9 Ergonomia: accessibile, senza perdere identità—
La Monster è storicamente una delle Ducati più “amichevoli”, e il model year 2026 rafforza questa vocazione. Sella a 815 mm, più stretta, con possibilità di scendere a 795 mm (sella bassa) e fino a 775 mm con kit ribassato. Il manubrio rialzato e avanzato definisce una postura naturale e controllabile senza caricare troppo i polsi. L’obiettivo è evidente: non intimidire, senza diventare anonima.

10 Il ruolo delle Monster identità chiara, ma prezzo da Ducati—
Questa quinta generazione sembra cercare una sintesi: mantenere agilità e facilità introdotte con la quarta serie, recuperando stile e proporzioni iconiche delle prime Monster. Non è una rottura, è una maturazione. In un segmento che oscilla tra iper-sportività e banalizzazione, la Monster 2026 prova a posizionarsi su un terreno concreto: divertimento vero, senza stress. Resta un punto inevitabile: il prezzo è premium e lo rimarrà. La Monster non vuole essere “la più economica” né “la più estrema”. Vuole essere una Ducati che si usa di più e si soffre di meno. Se questa promessa regge anche nel confronto diretto con la concorrenza, lo dirà la strada (e il listino degli optional).
11 Pregi e difetti—
Cosa piace e consa non piace delle Ducati Monster e Monster+.

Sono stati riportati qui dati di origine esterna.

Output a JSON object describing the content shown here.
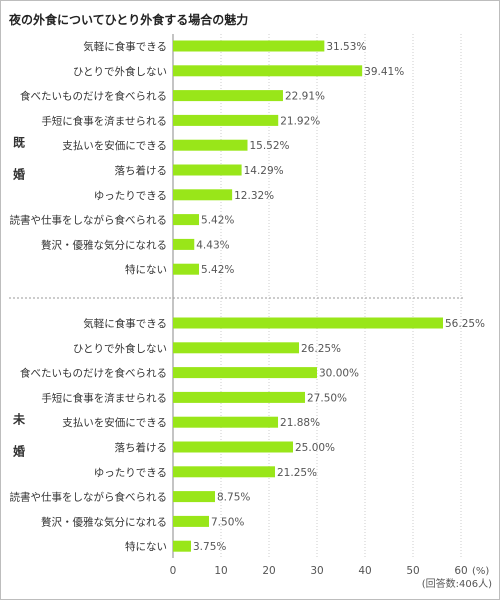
{
  "chart_data": {
    "type": "bar",
    "orientation": "horizontal",
    "title": "夜の外食についてひとり外食する場合の魅力",
    "unit": "(%)",
    "note": "(回答数:406人)",
    "xlim": [
      0,
      60
    ],
    "xticks": [
      0,
      10,
      20,
      30,
      40,
      50,
      60
    ],
    "bar_color": "#99e619",
    "groups": [
      {
        "name": "既婚",
        "categories": [
          "気軽に食事できる",
          "ひとりで外食しない",
          "食べたいものだけを食べられる",
          "手短に食事を済ませられる",
          "支払いを安価にできる",
          "落ち着ける",
          "ゆったりできる",
          "読書や仕事をしながら食べられる",
          "贅沢・優雅な気分になれる",
          "特にない"
        ],
        "values": [
          31.53,
          39.41,
          22.91,
          21.92,
          15.52,
          14.29,
          12.32,
          5.42,
          4.43,
          5.42
        ],
        "labels": [
          "31.53%",
          "39.41%",
          "22.91%",
          "21.92%",
          "15.52%",
          "14.29%",
          "12.32%",
          "5.42%",
          "4.43%",
          "5.42%"
        ]
      },
      {
        "name": "未婚",
        "categories": [
          "気軽に食事できる",
          "ひとりで外食しない",
          "食べたいものだけを食べられる",
          "手短に食事を済ませられる",
          "支払いを安価にできる",
          "落ち着ける",
          "ゆったりできる",
          "読書や仕事をしながら食べられる",
          "贅沢・優雅な気分になれる",
          "特にない"
        ],
        "values": [
          56.25,
          26.25,
          30.0,
          27.5,
          21.88,
          25.0,
          21.25,
          8.75,
          7.5,
          3.75
        ],
        "labels": [
          "56.25%",
          "26.25%",
          "30.00%",
          "27.50%",
          "21.88%",
          "25.00%",
          "21.25%",
          "8.75%",
          "7.50%",
          "3.75%"
        ]
      }
    ]
  }
}
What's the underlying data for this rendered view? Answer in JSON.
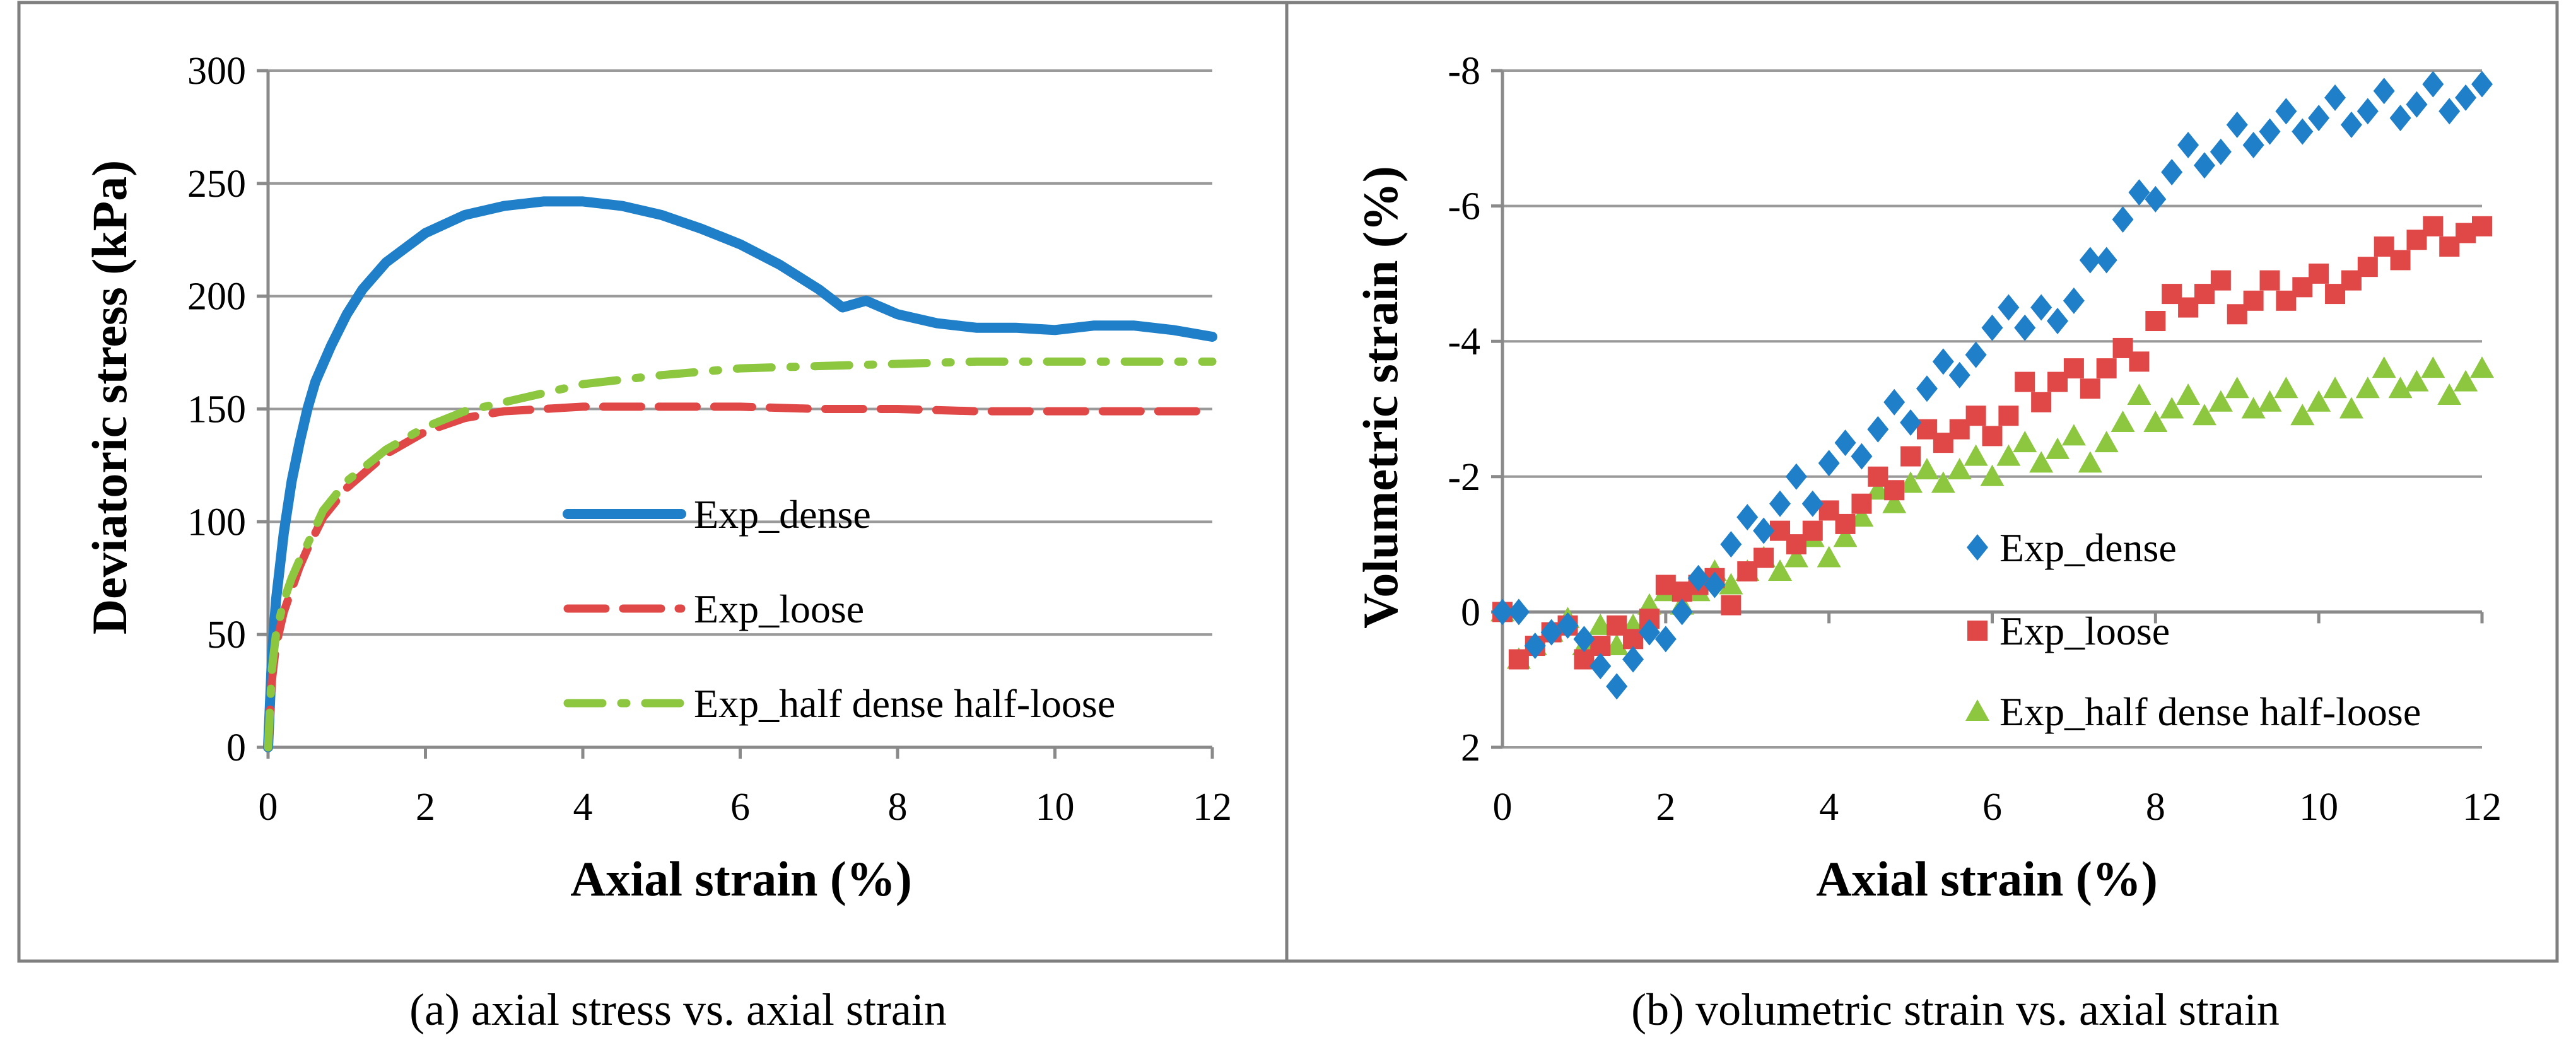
{
  "colors": {
    "dense": "#1f7fc8",
    "loose": "#e04848",
    "half": "#8dc63f"
  },
  "captions": {
    "a": "(a) axial stress vs. axial strain",
    "b": "(b)  volumetric strain vs. axial strain"
  },
  "chart_data": [
    {
      "type": "line",
      "title": "",
      "xlabel": "Axial strain (%)",
      "ylabel": "Deviatoric stress (kPa)",
      "xlim": [
        0,
        12
      ],
      "ylim": [
        0,
        300
      ],
      "xticks": [
        "0",
        "2",
        "4",
        "6",
        "8",
        "10",
        "12"
      ],
      "yticks": [
        "0",
        "50",
        "100",
        "150",
        "200",
        "250",
        "300"
      ],
      "grid": true,
      "legend_position": "center-right",
      "series": [
        {
          "name": "Exp_dense",
          "style": "solid",
          "x": [
            0,
            0.05,
            0.1,
            0.2,
            0.3,
            0.4,
            0.5,
            0.6,
            0.8,
            1.0,
            1.2,
            1.5,
            2.0,
            2.5,
            3.0,
            3.5,
            4.0,
            4.5,
            5.0,
            5.5,
            6.0,
            6.5,
            7.0,
            7.3,
            7.6,
            8.0,
            8.5,
            9.0,
            9.5,
            10.0,
            10.5,
            11.0,
            11.5,
            12.0
          ],
          "y": [
            0,
            40,
            65,
            95,
            118,
            135,
            150,
            162,
            178,
            192,
            203,
            215,
            228,
            236,
            240,
            242,
            242,
            240,
            236,
            230,
            223,
            214,
            203,
            195,
            198,
            192,
            188,
            186,
            186,
            185,
            187,
            187,
            185,
            182
          ]
        },
        {
          "name": "Exp_loose",
          "style": "dashed",
          "x": [
            0,
            0.05,
            0.1,
            0.2,
            0.3,
            0.4,
            0.5,
            0.7,
            1.0,
            1.5,
            2.0,
            2.5,
            3.0,
            3.5,
            4.0,
            5.0,
            6.0,
            7.0,
            8.0,
            9.0,
            10.0,
            11.0,
            12.0
          ],
          "y": [
            0,
            30,
            45,
            60,
            70,
            80,
            88,
            102,
            115,
            130,
            140,
            146,
            149,
            150,
            151,
            151,
            151,
            150,
            150,
            149,
            149,
            149,
            149
          ]
        },
        {
          "name": "Exp_half dense half-loose",
          "style": "dash-dot",
          "x": [
            0,
            0.05,
            0.1,
            0.2,
            0.3,
            0.4,
            0.5,
            0.7,
            1.0,
            1.5,
            2.0,
            2.5,
            3.0,
            3.5,
            4.0,
            5.0,
            6.0,
            7.0,
            8.0,
            9.0,
            10.0,
            11.0,
            12.0
          ],
          "y": [
            0,
            35,
            50,
            65,
            75,
            83,
            90,
            105,
            118,
            132,
            142,
            149,
            153,
            157,
            161,
            165,
            168,
            169,
            170,
            171,
            171,
            171,
            171
          ]
        }
      ]
    },
    {
      "type": "scatter",
      "title": "",
      "xlabel": "Axial strain (%)",
      "ylabel": "Volumetric strain (%)",
      "xlim": [
        0,
        12
      ],
      "ylim": [
        2,
        -8
      ],
      "y_inverted": true,
      "xticks": [
        "0",
        "2",
        "4",
        "6",
        "8",
        "10",
        "12"
      ],
      "yticks": [
        "-8",
        "-6",
        "-4",
        "-2",
        "0",
        "2"
      ],
      "grid": true,
      "legend_position": "lower-right",
      "series": [
        {
          "name": "Exp_dense",
          "marker": "diamond",
          "x": [
            0,
            0.2,
            0.4,
            0.6,
            0.8,
            1.0,
            1.2,
            1.4,
            1.6,
            1.8,
            2.0,
            2.2,
            2.4,
            2.6,
            2.8,
            3.0,
            3.2,
            3.4,
            3.6,
            3.8,
            4.0,
            4.2,
            4.4,
            4.6,
            4.8,
            5.0,
            5.2,
            5.4,
            5.6,
            5.8,
            6.0,
            6.2,
            6.4,
            6.6,
            6.8,
            7.0,
            7.2,
            7.4,
            7.6,
            7.8,
            8.0,
            8.2,
            8.4,
            8.6,
            8.8,
            9.0,
            9.2,
            9.4,
            9.6,
            9.8,
            10.0,
            10.2,
            10.4,
            10.6,
            10.8,
            11.0,
            11.2,
            11.4,
            11.6,
            11.8,
            12.0
          ],
          "y": [
            0,
            0,
            0.5,
            0.3,
            0.2,
            0.4,
            0.8,
            1.1,
            0.7,
            0.3,
            0.4,
            0,
            -0.5,
            -0.4,
            -1.0,
            -1.4,
            -1.2,
            -1.6,
            -2.0,
            -1.6,
            -2.2,
            -2.5,
            -2.3,
            -2.7,
            -3.1,
            -2.8,
            -3.3,
            -3.7,
            -3.5,
            -3.8,
            -4.2,
            -4.5,
            -4.2,
            -4.5,
            -4.3,
            -4.6,
            -5.2,
            -5.2,
            -5.8,
            -6.2,
            -6.1,
            -6.5,
            -6.9,
            -6.6,
            -6.8,
            -7.2,
            -6.9,
            -7.1,
            -7.4,
            -7.1,
            -7.3,
            -7.6,
            -7.2,
            -7.4,
            -7.7,
            -7.3,
            -7.5,
            -7.8,
            -7.4,
            -7.6,
            -7.8
          ]
        },
        {
          "name": "Exp_loose",
          "marker": "square",
          "x": [
            0,
            0.2,
            0.4,
            0.6,
            0.8,
            1.0,
            1.2,
            1.4,
            1.6,
            1.8,
            2.0,
            2.2,
            2.4,
            2.6,
            2.8,
            3.0,
            3.2,
            3.4,
            3.6,
            3.8,
            4.0,
            4.2,
            4.4,
            4.6,
            4.8,
            5.0,
            5.2,
            5.4,
            5.6,
            5.8,
            6.0,
            6.2,
            6.4,
            6.6,
            6.8,
            7.0,
            7.2,
            7.4,
            7.6,
            7.8,
            8.0,
            8.2,
            8.4,
            8.6,
            8.8,
            9.0,
            9.2,
            9.4,
            9.6,
            9.8,
            10.0,
            10.2,
            10.4,
            10.6,
            10.8,
            11.0,
            11.2,
            11.4,
            11.6,
            11.8,
            12.0
          ],
          "y": [
            0,
            0.7,
            0.5,
            0.3,
            0.2,
            0.7,
            0.5,
            0.2,
            0.4,
            0.1,
            -0.4,
            -0.3,
            -0.4,
            -0.5,
            -0.1,
            -0.6,
            -0.8,
            -1.2,
            -1.0,
            -1.2,
            -1.5,
            -1.3,
            -1.6,
            -2.0,
            -1.8,
            -2.3,
            -2.7,
            -2.5,
            -2.7,
            -2.9,
            -2.6,
            -2.9,
            -3.4,
            -3.1,
            -3.4,
            -3.6,
            -3.3,
            -3.6,
            -3.9,
            -3.7,
            -4.3,
            -4.7,
            -4.5,
            -4.7,
            -4.9,
            -4.4,
            -4.6,
            -4.9,
            -4.6,
            -4.8,
            -5.0,
            -4.7,
            -4.9,
            -5.1,
            -5.4,
            -5.2,
            -5.5,
            -5.7,
            -5.4,
            -5.6,
            -5.7
          ]
        },
        {
          "name": "Exp_half dense half-loose",
          "marker": "triangle",
          "x": [
            0,
            0.2,
            0.4,
            0.6,
            0.8,
            1.0,
            1.2,
            1.4,
            1.6,
            1.8,
            2.0,
            2.2,
            2.4,
            2.6,
            2.8,
            3.0,
            3.2,
            3.4,
            3.6,
            3.8,
            4.0,
            4.2,
            4.4,
            4.6,
            4.8,
            5.0,
            5.2,
            5.4,
            5.6,
            5.8,
            6.0,
            6.2,
            6.4,
            6.6,
            6.8,
            7.0,
            7.2,
            7.4,
            7.6,
            7.8,
            8.0,
            8.2,
            8.4,
            8.6,
            8.8,
            9.0,
            9.2,
            9.4,
            9.6,
            9.8,
            10.0,
            10.2,
            10.4,
            10.6,
            10.8,
            11.0,
            11.2,
            11.4,
            11.6,
            11.8,
            12.0
          ],
          "y": [
            0,
            0.7,
            0.5,
            0.3,
            0.1,
            0.5,
            0.2,
            0.5,
            0.2,
            -0.1,
            -0.3,
            -0.1,
            -0.3,
            -0.6,
            -0.4,
            -0.6,
            -0.8,
            -0.6,
            -0.8,
            -1.1,
            -0.8,
            -1.1,
            -1.4,
            -1.8,
            -1.6,
            -1.9,
            -2.1,
            -1.9,
            -2.1,
            -2.3,
            -2.0,
            -2.3,
            -2.5,
            -2.2,
            -2.4,
            -2.6,
            -2.2,
            -2.5,
            -2.8,
            -3.2,
            -2.8,
            -3.0,
            -3.2,
            -2.9,
            -3.1,
            -3.3,
            -3.0,
            -3.1,
            -3.3,
            -2.9,
            -3.1,
            -3.3,
            -3.0,
            -3.3,
            -3.6,
            -3.3,
            -3.4,
            -3.6,
            -3.2,
            -3.4,
            -3.6
          ]
        }
      ]
    }
  ]
}
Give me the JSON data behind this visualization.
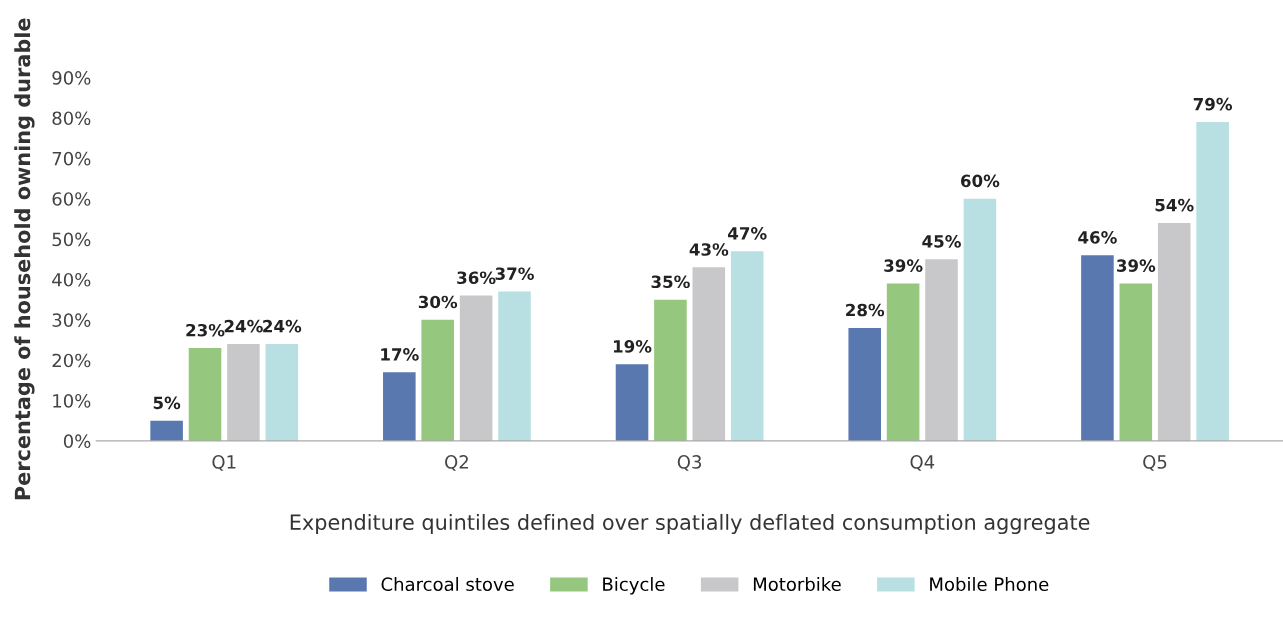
{
  "chart_data": {
    "type": "bar",
    "xlabel": "Expenditure quintiles defined over spatially deflated consumption aggregate",
    "ylabel": "Percentage of household owning durable",
    "categories": [
      "Q1",
      "Q2",
      "Q3",
      "Q4",
      "Q5"
    ],
    "series": [
      {
        "name": "Charcoal stove",
        "color": "#5a78b0",
        "values": [
          5,
          17,
          19,
          28,
          46
        ],
        "value_labels": [
          "5%",
          "17%",
          "19%",
          "28%",
          "46%"
        ]
      },
      {
        "name": "Bicycle",
        "color": "#95c77e",
        "values": [
          23,
          30,
          35,
          39,
          39
        ],
        "value_labels": [
          "23%",
          "30%",
          "35%",
          "39%",
          "39%"
        ]
      },
      {
        "name": "Motorbike",
        "color": "#c8c8ca",
        "values": [
          24,
          36,
          43,
          45,
          54
        ],
        "value_labels": [
          "24%",
          "36%",
          "43%",
          "45%",
          "54%"
        ]
      },
      {
        "name": "Mobile Phone",
        "color": "#b8e0e2",
        "values": [
          24,
          37,
          47,
          60,
          79
        ],
        "value_labels": [
          "24%",
          "37%",
          "47%",
          "60%",
          "79%"
        ]
      }
    ],
    "ylim": [
      0,
      90
    ],
    "yticks": [
      {
        "value": 0,
        "label": "0%"
      },
      {
        "value": 10,
        "label": "10%"
      },
      {
        "value": 20,
        "label": "20%"
      },
      {
        "value": 30,
        "label": "30%"
      },
      {
        "value": 40,
        "label": "40%"
      },
      {
        "value": 50,
        "label": "50%"
      },
      {
        "value": 60,
        "label": "60%"
      },
      {
        "value": 70,
        "label": "70%"
      },
      {
        "value": 80,
        "label": "80%"
      },
      {
        "value": 90,
        "label": "90%"
      }
    ],
    "grid": false,
    "legend": "bottom"
  }
}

- Motore V2 leggero, elastico e sfruttabile;
- Elettronica completa, con interfaccia chiara e poco invasiva;
- Peso contenuto e facilità di guida, per un pubblico ampio.
- Assenza di regolazioni idrauliche sulla forcella di serie;
- Cupolino di serie solo su Monster+;
- Prezzo premium: coerente col marchio, meno con l’idea di “porta d’ingresso”.
12In poche parole—
La nuova Monster non cerca effetti speciali. E forse è proprio questo il suo messaggio più forte. Prende un nome pesante, lo aggiorna con un V2 moderno, elettronica evoluta e un’impostazione più umana. Non snatura il carattere: lo rende più accessibile, più sfruttabile, più attuale. Con qualche rinuncia mirata (come le regolazioni sospensioni) e con un prezzo che resta da Ducati. Ma se l’obiettivo era riportare Monster al suo senso originale (una naked che funziona davvero su strada) la direzione sembra quella giusta.